If stablecoin payments are only used for Meta’s creator payouts, the main risks involve verifying recipients and screening wallet addresses. But if the scope expands to tips, subscriptions, advertising, e-commerce, and social transfers, Meta will face numerous small, high-frequency cross-border transactions involving multiple parties. Illicit funds could be masked as fan tips, fake subscriptions, ad placements, creator collaborations, or platform product sales. The platform must identify not only “where the money comes from and goes” but also whether the transactions are genuine—who the creator is, why income is generated, whether tips are real, whether ads are suspicious, and whether there are suspicious linkages among accounts.
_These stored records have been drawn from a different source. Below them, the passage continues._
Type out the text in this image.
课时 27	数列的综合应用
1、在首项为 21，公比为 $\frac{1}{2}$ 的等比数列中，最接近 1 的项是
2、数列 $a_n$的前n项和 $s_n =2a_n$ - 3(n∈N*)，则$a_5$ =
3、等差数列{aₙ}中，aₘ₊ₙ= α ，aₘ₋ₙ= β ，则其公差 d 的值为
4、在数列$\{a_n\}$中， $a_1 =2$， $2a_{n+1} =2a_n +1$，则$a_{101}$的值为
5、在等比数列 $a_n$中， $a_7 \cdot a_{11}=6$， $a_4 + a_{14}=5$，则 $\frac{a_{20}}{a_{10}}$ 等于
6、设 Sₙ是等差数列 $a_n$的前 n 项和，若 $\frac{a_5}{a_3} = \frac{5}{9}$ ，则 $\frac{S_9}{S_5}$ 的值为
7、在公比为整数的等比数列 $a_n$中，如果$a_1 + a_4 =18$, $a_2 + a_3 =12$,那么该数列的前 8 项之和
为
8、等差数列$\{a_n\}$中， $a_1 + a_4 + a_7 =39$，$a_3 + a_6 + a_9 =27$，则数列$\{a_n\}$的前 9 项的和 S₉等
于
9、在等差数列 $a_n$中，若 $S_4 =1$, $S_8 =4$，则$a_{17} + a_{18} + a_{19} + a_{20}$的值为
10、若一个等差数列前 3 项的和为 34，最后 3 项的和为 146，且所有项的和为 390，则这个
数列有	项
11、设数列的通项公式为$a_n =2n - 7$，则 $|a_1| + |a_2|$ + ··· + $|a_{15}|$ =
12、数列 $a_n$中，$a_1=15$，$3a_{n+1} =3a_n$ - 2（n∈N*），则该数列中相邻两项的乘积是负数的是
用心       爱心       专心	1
Payment providers, wallets, and on-chain analysis tools can perform some AML functions like identity verification, address screening, and transaction monitoring, but they often lack full visibility into Meta’s internal transaction context, making it hard to distinguish genuine tips from money laundering.
As the organizer of the transaction scene, Meta cannot simply outsource AML responsibilities entirely to third-party providers.
3.3 Payment Network Organizers: Clarifying Regulatory Boundaries
If on-chain payments further expand within Meta’s ecosystem, Meta’s role will also evolve. Stablecoins will no longer just be a payout method from the platform to creators but will become a multi-directional payment tool among users, creators, merchants, advertisers, and the platform itself. In this case, simply judging responsibility based on whether Meta issues stablecoins is too narrow. The GENIUS Act (or similar legislation) might focus more on issuers like Circle. But as mentioned earlier, stablecoin risks are not limited to issuers. A large platform can influence the market by choosing, displaying, promoting, and embedding certain stablecoins, even without issuing its own.
The market-structure regulatory approach represented by the CLARITY Act aims to extend oversight from issuers to trading platforms, brokers, custodians, and payment intermediaries. This regulatory logic requires regulators to reconsider the responsibility boundaries of super-platforms that act as distribution channels in stablecoin markets—covering KYC/AML, tax reporting, consumer protection, and data governance. Therefore, regulators need to assess whether Meta functions as an intermediary in the stablecoin payment chain; if so, it should be included in the responsibility framework accordingly.
4. Summary
Meta’s USDC pilot remains in early stages with a limited scope, but it signals an important trend: stablecoins are moving from settlement tools within crypto exchanges and on-chain ecosystems toward real revenue settlement scenarios in platform economies. For creators, USDC payments could offer faster cross-border receipt experiences; for Meta, this is a more low-profile, pragmatic crypto payment attempt compared to Libra (Diem). Whether Meta will expand its payment activities from creator earnings to broader platform payments remains to be seen, but this pilot leaves the crypto market with a key lesson: when a platform with global distribution capabilities begins to influence stablecoin usage paths through its massive user base, regulators’ focus will shift from token-specific risks to platform power—covering payment entry points, user relationships, and transaction data.